When I was beginning my senior year in a public high school, my mother mentioned that my father would be pleased if I attended Seton Hall University.
Sixty years later, I still don’t know why that was Dad’s preference, but it’s an indication of how indifferent I was as a student that, based only on my mother’s remark, I applied to, was admitted to, and attended Seton Hall.
It didn’t take more than a few days for me to realize that I wasn’t going to sleep walk through four years at The Hall as I had done in high school. Everything about the two experiences was different.
For example, in high school, I schmoozed with as many teachers as would tolerate it, creating personal relationships that I imagined would influence grades. At the Hall, I saw most of my instructors for only one semester, and then only in class. There was little opportunity for a con artist.
Also, the curriculum in my high school in the late 1950s probably hadn’t changed much since the late 1940s. It wasn’t particularly challenging, which explains, in part, how I graduated.

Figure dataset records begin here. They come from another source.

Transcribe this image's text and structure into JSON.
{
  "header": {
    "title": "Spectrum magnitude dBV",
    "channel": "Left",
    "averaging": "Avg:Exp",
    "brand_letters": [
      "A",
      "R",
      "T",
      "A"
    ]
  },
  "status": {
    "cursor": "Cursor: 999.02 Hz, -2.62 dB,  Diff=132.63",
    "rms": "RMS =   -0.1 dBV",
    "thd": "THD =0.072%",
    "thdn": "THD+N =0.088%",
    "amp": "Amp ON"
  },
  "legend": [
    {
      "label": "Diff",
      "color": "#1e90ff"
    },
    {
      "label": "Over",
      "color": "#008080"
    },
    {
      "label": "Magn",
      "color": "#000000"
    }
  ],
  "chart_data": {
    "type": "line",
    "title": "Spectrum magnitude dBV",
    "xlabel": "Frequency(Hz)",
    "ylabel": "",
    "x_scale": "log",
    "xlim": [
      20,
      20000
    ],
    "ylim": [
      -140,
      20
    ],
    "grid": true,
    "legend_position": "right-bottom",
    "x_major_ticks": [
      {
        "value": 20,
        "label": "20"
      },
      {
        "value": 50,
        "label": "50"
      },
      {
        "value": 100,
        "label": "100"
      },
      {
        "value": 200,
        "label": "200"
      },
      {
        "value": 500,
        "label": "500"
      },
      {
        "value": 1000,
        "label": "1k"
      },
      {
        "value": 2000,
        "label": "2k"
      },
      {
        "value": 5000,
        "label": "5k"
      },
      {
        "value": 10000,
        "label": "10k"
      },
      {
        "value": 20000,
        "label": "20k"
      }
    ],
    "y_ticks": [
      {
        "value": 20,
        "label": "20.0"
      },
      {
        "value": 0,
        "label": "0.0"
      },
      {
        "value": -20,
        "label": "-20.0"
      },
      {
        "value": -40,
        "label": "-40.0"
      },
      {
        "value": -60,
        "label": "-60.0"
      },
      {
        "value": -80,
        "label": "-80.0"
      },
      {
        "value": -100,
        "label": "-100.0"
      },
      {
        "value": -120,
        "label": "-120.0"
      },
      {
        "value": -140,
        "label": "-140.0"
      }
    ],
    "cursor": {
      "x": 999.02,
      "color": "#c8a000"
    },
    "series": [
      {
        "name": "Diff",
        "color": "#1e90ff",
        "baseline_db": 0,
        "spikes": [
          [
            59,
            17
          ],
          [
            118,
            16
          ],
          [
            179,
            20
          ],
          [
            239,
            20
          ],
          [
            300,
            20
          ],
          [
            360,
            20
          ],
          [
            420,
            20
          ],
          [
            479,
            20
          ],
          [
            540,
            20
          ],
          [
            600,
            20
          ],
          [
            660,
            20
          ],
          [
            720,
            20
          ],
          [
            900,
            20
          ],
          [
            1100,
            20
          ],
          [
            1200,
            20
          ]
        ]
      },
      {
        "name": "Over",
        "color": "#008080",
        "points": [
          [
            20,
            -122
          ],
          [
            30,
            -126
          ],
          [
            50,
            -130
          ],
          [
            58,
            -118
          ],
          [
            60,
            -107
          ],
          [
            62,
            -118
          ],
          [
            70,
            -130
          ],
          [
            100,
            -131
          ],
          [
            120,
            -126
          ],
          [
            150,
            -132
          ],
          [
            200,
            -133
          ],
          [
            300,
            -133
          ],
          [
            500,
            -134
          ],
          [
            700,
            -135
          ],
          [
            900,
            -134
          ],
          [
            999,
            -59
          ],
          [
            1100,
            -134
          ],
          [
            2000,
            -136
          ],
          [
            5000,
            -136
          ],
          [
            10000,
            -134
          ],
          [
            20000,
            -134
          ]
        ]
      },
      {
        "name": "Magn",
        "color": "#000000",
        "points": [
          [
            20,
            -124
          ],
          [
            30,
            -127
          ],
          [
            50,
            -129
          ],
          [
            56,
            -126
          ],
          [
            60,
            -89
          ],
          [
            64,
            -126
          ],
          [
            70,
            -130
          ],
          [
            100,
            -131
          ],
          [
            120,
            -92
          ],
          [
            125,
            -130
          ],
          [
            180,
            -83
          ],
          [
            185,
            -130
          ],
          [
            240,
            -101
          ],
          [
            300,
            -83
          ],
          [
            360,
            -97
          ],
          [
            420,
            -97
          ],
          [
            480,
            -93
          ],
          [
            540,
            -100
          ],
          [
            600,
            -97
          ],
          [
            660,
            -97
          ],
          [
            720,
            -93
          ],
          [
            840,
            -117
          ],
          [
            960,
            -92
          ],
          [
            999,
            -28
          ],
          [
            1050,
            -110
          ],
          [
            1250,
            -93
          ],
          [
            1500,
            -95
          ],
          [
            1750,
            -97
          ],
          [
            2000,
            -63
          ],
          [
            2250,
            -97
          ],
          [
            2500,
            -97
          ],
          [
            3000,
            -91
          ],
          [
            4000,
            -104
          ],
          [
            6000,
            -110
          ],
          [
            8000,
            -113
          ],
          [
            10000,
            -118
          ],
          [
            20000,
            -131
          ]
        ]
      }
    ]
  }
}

At Seton Hall, I was required to take courses in disciplines that I hadn’t known existed. With only a semester instead of a whole academic year to master the material, the urgency of the situation quickly became clear to me. I realized in short order that the high school more or less had to keep me, regardless of my grades—The Hall not so much.
Somehow—maybe for Dad’s sake—I became a student and, in a way, I have been a student ever since. And yet, beyond shocking me into the rigors of scholarship, my time at Seton Hall affected my life in an even more important way; it made me a more mature Catholic.